Grease makeup is sheer and great for kids

When you think of clown makeup or the white makeup used to create a classic vampire look, grease makeup is likely what you're envisioning. The consistency is obviously greasy as the product is oil-based. You can create impressive detail with grease makeup and it's best applied with a makeup sponge. If you're helping your kids perfect their Halloween looks as goblins and ghouls, grease makeup is your best friend.

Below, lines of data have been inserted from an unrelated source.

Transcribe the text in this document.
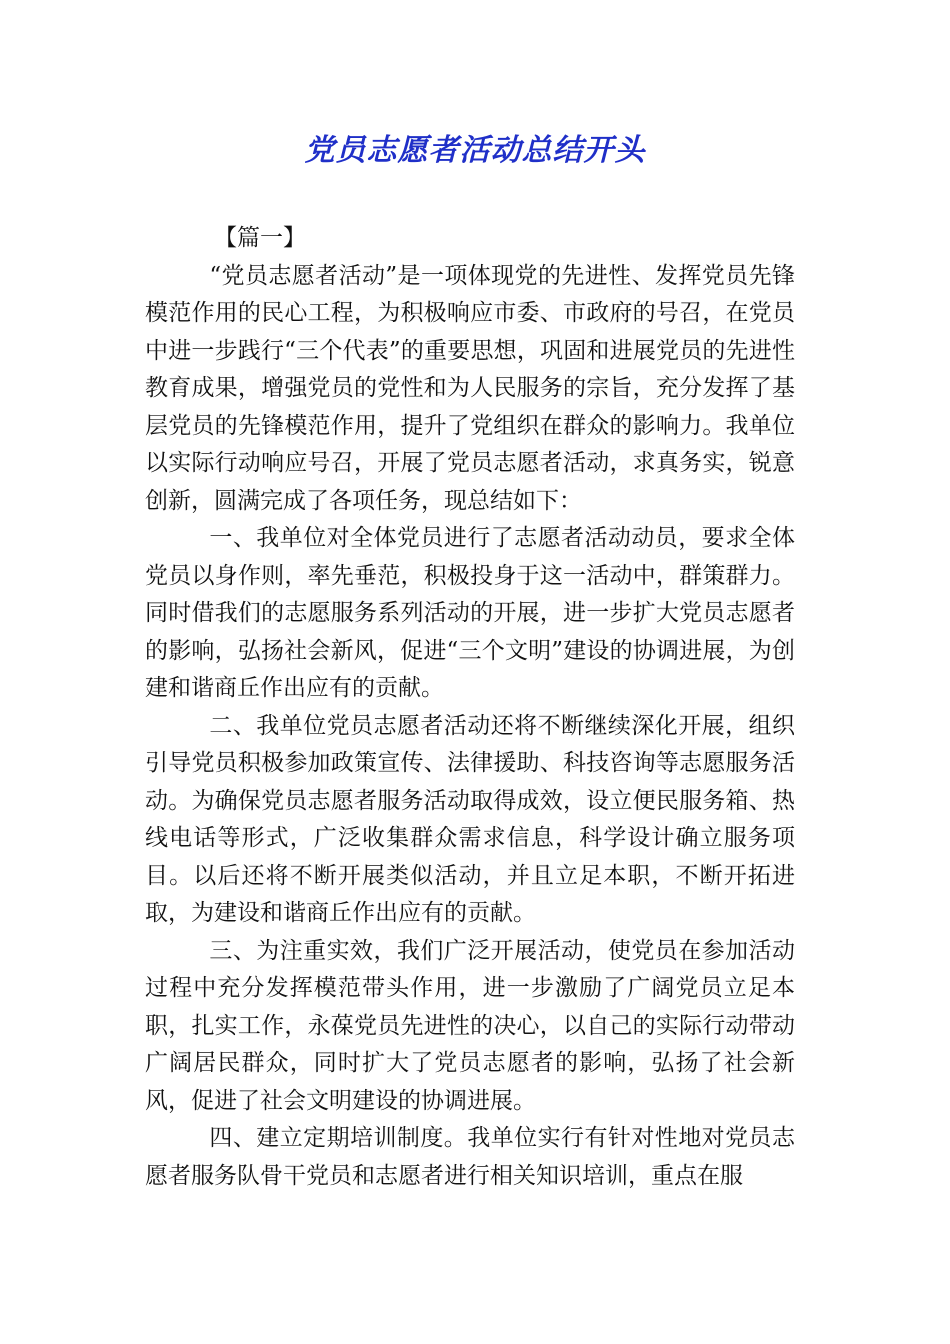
党员志愿者活动总结开头

【篇一】

“党员志愿者活动”是一项体现党的先进性、发挥党员先锋模范作用的民心工程，为积极响应市委、市政府的号召，在党员中进一步践行“三个代表”的重要思想，巩固和进展党员的先进性教育成果，增强党员的党性和为人民服务的宗旨，充分发挥了基层党员的先锋模范作用，提升了党组织在群众的影响力。我单位以实际行动响应号召，开展了党员志愿者活动，求真务实，锐意创新，圆满完成了各项任务，现总结如下：

一、我单位对全体党员进行了志愿者活动动员，要求全体党员以身作则，率先垂范，积极投身于这一活动中，群策群力。同时借我们的志愿服务系列活动的开展，进一步扩大党员志愿者的影响，弘扬社会新风，促进“三个文明”建设的协调进展，为创建和谐商丘作出应有的贡献。

二、我单位党员志愿者活动还将不断继续深化开展，组织引导党员积极参加政策宣传、法律援助、科技咨询等志愿服务活动。为确保党员志愿者服务活动取得成效，设立便民服务箱、热线电话等形式，广泛收集群众需求信息，科学设计确立服务项目。以后还将不断开展类似活动，并且立足本职，不断开拓进取，为建设和谐商丘作出应有的贡献。

三、为注重实效，我们广泛开展活动，使党员在参加活动过程中充分发挥模范带头作用，进一步激励了广阔党员立足本职，扎实工作，永葆党员先进性的决心，以自己的实际行动带动广阔居民群众，同时扩大了党员志愿者的影响，弘扬了社会新风，促进了社会文明建设的协调进展。

四、建立定期培训制度。我单位实行有针对性地对党员志愿者服务队骨干党员和志愿者进行相关知识培训，重点在服
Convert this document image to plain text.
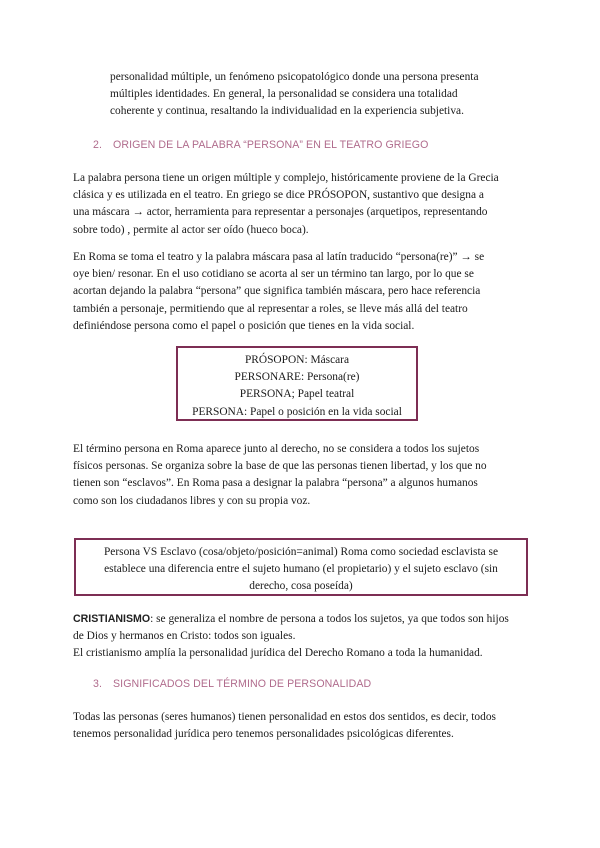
personalidad múltiple, un fenómeno psicopatológico donde una persona presenta

múltiples identidades. En general, la personalidad se considera una totalidad

coherente y continua, resaltando la individualidad en la experiencia subjetiva.

2. ORIGEN DE LA PALABRA “PERSONA” EN EL TEATRO GRIEGO

La palabra persona tiene un origen múltiple y complejo, históricamente proviene de la Grecia

clásica y es utilizada en el teatro. En griego se dice PRÓSOPON, sustantivo que designa a

una máscara → actor, herramienta para representar a personajes (arquetipos, representando

sobre todo) , permite al actor ser oído (hueco boca).

En Roma se toma el teatro y la palabra máscara pasa al latín traducido “persona(re)” → se

oye bien/ resonar. En el uso cotidiano se acorta al ser un término tan largo, por lo que se

acortan dejando la palabra “persona” que significa también máscara, pero hace referencia

también a personaje, permitiendo que al representar a roles, se lleve más allá del teatro

definiéndose persona como el papel o posición que tienes en la vida social.

PRÓSOPON: Máscara

PERSONARE: Persona(re)

PERSONA; Papel teatral

PERSONA: Papel o posición en la vida social

El término persona en Roma aparece junto al derecho, no se considera a todos los sujetos

físicos personas. Se organiza sobre la base de que las personas tienen libertad, y los que no

tienen son “esclavos”. En Roma pasa a designar la palabra “persona” a algunos humanos

como son los ciudadanos libres y con su propia voz.

Persona VS Esclavo (cosa/objeto/posición=animal) Roma como sociedad esclavista se
establece una diferencia entre el sujeto humano (el propietario) y el sujeto esclavo (sin
derecho, cosa poseída)

CRISTIANISMO: se generaliza el nombre de persona a todos los sujetos, ya que todos son hijos

de Dios y hermanos en Cristo: todos son iguales.

El cristianismo amplía la personalidad jurídica del Derecho Romano a toda la humanidad.

3. SIGNIFICADOS DEL TÉRMINO DE PERSONALIDAD

Todas las personas (seres humanos) tienen personalidad en estos dos sentidos, es decir, todos

tenemos personalidad jurídica pero tenemos personalidades psicológicas diferentes.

As mentioned earlier, grease makeup is, well, messy. It doesn't set like other makeup and when it comes to your little witches and warlocks, you'll likely want to use a setting powder to make sure it stays in place for the duration of trick-or-treating — otherwise, you'll be finding grease makeup on just about every surface for days to come. If you add another layer of makeup or more details after setting, repeat the powder application. Once the evening has wrapped up, grease makeup can be removed with soap and water or makeup wipes. It may take an additional wash to remove the makeup residue as the product does penetrate the pores, and always be sure to care for your skin after removing Halloween makeup

Cream makeup is full coverage and easier to blend

Cream makeup has a lot in common with grease makeup, but it provides fuller coverage and you won't be dealing with as much mess — especially if you can find a non-smudge cream. This is a great option if you don't want to risk your makeup melting onto your costume. Cream makeup is water-based and is great for blending. You'll find the non-smudge variety does dry quickly, so you'll need to add your detailing swiftly. It's typically easier to control cream makeup than grease makeup, so combining colors and adding detailing around the eye area and in other creases is a smoother process. If you're going as a zombie or a bride from the grave for Halloween, then quick-drying cream makeup, like this palette from Narrative Cosmetics, is ideal for creating cuts, scabs, and bruises.

If your Halloween look is intricate and detailed, non-smudge cream or solid pigment makeup are likely your best bets — although the latter does require some practice and skill. Essentially, either cream or grease makeup will work for most skeleton, vampire, fairy, or monster makeup. Consistency, blending, smearing, and removal are all factors to consider when choosing which makeup to work with. A trial run prior to Halloween is always a smart move, so you could give both cream and grease makeup a whirl to see which one captures your desired look best.